Two right-wing provocateurs pleaded guilty in Cleveland court Monday for circulating phony robocalls in an attempt to dissuade Black voters in the lead-up to the 2020 election, according to prosecutors.

Ohio Attorney General Dave Yost said that Jacob Wohl, 24, and Jack Burkman, 56, both pleaded guilty to one count of felonious telecommunications fraud for disseminating the robocalls.

Those automated calls were directed at minority voters, and falsely claimed they could face mandatory vaccines or be tracked by law enforcement if they voted by mail, according to prosecutors.

“Voter intimidation won’t be tolerated in Ohio,” Mr. Yost said in a statement. He said that more than 67,000 calls went out as a part of the campaign and over 3,400 were answered in Ohio.

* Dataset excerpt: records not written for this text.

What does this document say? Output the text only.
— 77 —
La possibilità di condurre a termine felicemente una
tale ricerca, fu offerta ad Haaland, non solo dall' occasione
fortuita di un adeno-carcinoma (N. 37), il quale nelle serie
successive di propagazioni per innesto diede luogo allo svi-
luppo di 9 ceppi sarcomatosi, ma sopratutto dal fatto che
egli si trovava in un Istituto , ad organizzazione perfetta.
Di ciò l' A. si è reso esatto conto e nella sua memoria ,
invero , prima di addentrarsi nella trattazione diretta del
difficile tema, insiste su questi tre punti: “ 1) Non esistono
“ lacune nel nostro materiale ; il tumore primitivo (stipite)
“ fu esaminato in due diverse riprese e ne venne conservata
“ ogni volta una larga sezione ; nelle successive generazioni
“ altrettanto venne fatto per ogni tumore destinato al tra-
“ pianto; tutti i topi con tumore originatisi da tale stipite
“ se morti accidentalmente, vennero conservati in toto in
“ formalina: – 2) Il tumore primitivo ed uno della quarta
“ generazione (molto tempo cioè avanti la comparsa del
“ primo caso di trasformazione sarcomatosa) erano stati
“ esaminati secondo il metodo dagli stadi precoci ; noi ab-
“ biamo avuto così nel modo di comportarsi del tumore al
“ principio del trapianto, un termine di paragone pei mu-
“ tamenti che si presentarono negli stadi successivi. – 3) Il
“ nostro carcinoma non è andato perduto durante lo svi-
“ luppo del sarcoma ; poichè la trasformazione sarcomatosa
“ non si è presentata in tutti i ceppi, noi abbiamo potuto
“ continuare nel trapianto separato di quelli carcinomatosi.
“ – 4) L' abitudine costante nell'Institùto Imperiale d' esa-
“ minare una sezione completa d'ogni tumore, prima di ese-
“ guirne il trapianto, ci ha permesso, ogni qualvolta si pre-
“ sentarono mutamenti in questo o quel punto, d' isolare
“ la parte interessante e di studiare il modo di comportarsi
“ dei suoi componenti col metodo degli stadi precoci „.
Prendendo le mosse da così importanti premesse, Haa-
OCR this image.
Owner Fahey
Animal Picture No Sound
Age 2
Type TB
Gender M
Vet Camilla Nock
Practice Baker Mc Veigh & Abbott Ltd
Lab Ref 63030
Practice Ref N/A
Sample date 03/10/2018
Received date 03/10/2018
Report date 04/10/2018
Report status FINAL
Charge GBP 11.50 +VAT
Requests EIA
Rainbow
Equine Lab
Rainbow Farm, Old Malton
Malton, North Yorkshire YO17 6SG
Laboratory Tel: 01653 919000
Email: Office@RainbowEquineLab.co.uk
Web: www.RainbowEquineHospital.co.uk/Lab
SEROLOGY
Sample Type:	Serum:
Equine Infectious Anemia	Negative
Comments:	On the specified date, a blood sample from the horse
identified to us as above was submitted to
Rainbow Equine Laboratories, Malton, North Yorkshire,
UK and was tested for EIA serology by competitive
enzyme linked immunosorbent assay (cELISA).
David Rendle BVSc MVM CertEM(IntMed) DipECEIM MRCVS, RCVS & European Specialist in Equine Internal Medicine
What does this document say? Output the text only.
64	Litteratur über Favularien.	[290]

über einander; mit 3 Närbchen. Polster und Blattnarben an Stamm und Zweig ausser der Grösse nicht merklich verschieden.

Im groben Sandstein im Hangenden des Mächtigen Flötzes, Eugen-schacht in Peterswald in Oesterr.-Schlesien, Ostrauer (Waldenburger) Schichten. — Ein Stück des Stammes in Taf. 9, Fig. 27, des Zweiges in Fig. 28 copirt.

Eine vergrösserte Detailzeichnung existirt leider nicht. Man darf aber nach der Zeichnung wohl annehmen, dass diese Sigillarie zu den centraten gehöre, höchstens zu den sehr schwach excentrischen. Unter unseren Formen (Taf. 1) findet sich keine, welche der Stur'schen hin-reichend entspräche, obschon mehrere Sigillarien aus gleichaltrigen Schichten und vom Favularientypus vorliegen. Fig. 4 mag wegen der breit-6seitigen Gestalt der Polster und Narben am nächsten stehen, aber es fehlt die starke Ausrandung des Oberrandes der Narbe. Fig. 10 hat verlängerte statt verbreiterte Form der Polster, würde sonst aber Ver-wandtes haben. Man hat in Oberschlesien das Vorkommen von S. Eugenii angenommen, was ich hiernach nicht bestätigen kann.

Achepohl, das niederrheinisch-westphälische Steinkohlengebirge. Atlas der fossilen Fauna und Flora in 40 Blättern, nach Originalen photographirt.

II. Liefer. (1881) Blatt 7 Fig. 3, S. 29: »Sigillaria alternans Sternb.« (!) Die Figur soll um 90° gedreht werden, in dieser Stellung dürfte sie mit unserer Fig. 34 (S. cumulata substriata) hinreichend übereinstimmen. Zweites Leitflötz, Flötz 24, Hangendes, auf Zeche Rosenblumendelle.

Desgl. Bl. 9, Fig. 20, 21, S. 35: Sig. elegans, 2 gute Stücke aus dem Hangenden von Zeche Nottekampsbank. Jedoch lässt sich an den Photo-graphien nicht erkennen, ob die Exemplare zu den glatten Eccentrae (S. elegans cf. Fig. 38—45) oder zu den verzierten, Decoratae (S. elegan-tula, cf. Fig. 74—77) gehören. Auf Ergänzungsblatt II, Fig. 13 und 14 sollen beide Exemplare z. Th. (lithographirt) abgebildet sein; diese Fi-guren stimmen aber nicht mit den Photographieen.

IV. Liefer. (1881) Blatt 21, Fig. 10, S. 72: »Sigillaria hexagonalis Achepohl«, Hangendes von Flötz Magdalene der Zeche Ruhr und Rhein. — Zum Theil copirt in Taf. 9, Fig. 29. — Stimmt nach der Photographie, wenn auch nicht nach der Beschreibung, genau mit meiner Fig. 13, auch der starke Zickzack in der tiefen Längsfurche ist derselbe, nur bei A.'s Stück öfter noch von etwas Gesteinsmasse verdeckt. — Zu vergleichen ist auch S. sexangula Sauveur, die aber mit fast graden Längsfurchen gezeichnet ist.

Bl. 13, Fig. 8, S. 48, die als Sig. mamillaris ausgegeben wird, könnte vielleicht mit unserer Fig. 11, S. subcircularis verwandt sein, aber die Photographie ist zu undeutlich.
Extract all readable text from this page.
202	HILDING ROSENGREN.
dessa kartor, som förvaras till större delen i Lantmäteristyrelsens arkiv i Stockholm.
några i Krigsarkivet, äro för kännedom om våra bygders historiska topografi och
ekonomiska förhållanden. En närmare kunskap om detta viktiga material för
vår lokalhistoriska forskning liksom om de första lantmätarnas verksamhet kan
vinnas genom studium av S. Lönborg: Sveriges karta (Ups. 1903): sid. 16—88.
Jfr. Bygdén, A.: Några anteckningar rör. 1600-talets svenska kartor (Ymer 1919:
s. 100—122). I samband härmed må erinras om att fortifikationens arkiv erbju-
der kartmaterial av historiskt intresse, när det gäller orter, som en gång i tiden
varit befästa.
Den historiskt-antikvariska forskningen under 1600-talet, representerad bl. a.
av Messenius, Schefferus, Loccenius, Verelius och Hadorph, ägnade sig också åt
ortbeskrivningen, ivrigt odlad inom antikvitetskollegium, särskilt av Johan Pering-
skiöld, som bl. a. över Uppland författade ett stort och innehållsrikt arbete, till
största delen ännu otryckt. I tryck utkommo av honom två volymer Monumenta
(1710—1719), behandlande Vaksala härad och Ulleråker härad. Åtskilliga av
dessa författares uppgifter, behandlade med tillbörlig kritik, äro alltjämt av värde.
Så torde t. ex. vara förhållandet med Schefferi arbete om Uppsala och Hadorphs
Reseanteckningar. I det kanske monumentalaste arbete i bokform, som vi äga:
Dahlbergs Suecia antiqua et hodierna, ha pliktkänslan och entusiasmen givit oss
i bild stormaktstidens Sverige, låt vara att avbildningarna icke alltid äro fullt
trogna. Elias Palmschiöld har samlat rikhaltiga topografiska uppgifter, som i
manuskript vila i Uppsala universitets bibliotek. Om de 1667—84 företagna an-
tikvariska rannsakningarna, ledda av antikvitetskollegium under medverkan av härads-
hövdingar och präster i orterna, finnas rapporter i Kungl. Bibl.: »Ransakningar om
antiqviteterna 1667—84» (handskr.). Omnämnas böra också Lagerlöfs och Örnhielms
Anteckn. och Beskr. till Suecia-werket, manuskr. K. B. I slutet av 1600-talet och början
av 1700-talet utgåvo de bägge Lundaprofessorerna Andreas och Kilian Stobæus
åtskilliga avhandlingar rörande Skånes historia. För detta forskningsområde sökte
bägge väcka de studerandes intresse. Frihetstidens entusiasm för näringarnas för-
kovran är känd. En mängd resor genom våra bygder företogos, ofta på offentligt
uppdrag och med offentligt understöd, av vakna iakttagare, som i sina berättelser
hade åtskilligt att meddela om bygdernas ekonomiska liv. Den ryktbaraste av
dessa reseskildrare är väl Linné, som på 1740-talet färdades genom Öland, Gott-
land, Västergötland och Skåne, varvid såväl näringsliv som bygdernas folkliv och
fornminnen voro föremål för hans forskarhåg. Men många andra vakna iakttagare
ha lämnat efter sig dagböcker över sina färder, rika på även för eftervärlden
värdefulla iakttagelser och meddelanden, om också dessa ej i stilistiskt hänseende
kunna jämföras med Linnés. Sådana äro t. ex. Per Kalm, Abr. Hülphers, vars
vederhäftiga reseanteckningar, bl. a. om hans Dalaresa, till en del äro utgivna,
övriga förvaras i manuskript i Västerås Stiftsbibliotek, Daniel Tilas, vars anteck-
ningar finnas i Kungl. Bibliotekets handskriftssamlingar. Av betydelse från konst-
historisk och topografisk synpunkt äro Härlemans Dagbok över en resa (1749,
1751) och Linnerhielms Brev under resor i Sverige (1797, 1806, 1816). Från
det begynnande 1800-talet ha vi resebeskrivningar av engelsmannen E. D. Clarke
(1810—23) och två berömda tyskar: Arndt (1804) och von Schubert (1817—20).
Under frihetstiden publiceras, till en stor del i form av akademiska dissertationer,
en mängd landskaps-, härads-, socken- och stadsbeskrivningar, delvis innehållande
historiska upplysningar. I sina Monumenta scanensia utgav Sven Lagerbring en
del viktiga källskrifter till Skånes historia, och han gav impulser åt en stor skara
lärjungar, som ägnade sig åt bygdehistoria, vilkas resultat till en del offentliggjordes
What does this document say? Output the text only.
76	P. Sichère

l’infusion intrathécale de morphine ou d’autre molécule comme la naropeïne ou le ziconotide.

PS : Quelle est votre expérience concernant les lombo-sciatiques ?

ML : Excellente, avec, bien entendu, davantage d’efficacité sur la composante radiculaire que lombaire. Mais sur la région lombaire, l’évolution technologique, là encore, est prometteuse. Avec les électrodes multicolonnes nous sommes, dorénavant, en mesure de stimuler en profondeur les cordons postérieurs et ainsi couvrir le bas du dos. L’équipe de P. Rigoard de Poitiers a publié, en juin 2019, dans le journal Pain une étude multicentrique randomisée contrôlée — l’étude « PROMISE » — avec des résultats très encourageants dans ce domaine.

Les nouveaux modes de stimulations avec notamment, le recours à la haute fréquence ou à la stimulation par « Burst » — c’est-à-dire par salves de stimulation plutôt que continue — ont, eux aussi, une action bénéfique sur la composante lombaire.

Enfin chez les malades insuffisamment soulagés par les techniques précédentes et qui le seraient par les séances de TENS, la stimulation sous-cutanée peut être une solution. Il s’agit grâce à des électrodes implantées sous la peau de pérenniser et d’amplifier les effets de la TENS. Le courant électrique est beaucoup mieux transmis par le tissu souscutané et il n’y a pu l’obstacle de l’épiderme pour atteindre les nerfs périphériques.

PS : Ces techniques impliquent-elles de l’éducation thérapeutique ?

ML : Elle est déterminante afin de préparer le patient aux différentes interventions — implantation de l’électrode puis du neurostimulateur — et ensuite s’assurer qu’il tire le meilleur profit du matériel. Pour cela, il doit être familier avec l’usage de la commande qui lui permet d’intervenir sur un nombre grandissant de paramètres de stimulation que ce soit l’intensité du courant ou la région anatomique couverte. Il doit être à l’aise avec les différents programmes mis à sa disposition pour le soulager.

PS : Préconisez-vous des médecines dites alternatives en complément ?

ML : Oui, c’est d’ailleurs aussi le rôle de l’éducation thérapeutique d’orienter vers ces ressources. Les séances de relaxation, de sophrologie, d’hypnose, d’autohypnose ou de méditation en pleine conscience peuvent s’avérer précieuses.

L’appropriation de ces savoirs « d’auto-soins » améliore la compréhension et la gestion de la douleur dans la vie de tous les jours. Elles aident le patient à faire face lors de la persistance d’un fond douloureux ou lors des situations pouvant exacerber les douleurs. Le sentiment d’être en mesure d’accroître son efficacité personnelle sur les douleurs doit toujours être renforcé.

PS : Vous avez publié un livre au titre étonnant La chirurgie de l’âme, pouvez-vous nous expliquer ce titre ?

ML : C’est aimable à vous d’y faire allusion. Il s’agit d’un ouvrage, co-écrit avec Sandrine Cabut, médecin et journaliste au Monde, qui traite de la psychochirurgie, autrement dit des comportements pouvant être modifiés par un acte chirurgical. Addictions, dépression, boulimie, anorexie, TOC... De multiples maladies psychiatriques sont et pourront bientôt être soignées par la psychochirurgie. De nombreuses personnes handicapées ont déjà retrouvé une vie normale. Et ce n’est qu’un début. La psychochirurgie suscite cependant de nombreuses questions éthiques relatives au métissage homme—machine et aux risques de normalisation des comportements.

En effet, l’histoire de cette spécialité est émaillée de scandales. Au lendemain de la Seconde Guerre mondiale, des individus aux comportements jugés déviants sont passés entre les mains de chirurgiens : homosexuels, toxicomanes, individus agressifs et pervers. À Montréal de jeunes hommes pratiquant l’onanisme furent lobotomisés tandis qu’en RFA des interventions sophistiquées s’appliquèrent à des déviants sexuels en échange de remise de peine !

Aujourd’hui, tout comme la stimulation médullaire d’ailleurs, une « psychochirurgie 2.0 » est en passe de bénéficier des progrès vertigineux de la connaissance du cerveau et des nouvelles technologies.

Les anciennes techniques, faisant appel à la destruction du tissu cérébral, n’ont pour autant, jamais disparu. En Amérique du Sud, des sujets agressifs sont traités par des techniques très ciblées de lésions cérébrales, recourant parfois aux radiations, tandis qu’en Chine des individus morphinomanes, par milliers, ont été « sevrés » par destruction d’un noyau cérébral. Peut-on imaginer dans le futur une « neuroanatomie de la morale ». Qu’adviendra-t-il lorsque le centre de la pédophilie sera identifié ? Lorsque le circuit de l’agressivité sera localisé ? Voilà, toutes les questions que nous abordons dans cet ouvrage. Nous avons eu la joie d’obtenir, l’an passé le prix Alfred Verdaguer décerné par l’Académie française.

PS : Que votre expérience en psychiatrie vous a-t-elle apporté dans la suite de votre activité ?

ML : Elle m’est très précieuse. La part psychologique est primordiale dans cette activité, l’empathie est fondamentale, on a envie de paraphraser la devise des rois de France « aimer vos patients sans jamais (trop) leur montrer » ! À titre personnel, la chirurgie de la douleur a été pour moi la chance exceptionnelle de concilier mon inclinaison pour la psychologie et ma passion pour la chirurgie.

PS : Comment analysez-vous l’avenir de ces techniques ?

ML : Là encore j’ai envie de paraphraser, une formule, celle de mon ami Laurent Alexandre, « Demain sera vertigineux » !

The call campaign affected predominantly Black neighborhoods in Pennsylvania, Illinois, New York and Michigan, with the pair being arraigned on felony charges in Michigan last week, according to WTVG.

They are also being sued in federal court in New York City and face a $5.1 million fine from the Federal Communications Commission.

Both Mr. Wohl and Mr. Burkman could receive a year in prison when they are sentenced on Nov. 29.

• This article was based in part on wire service reports.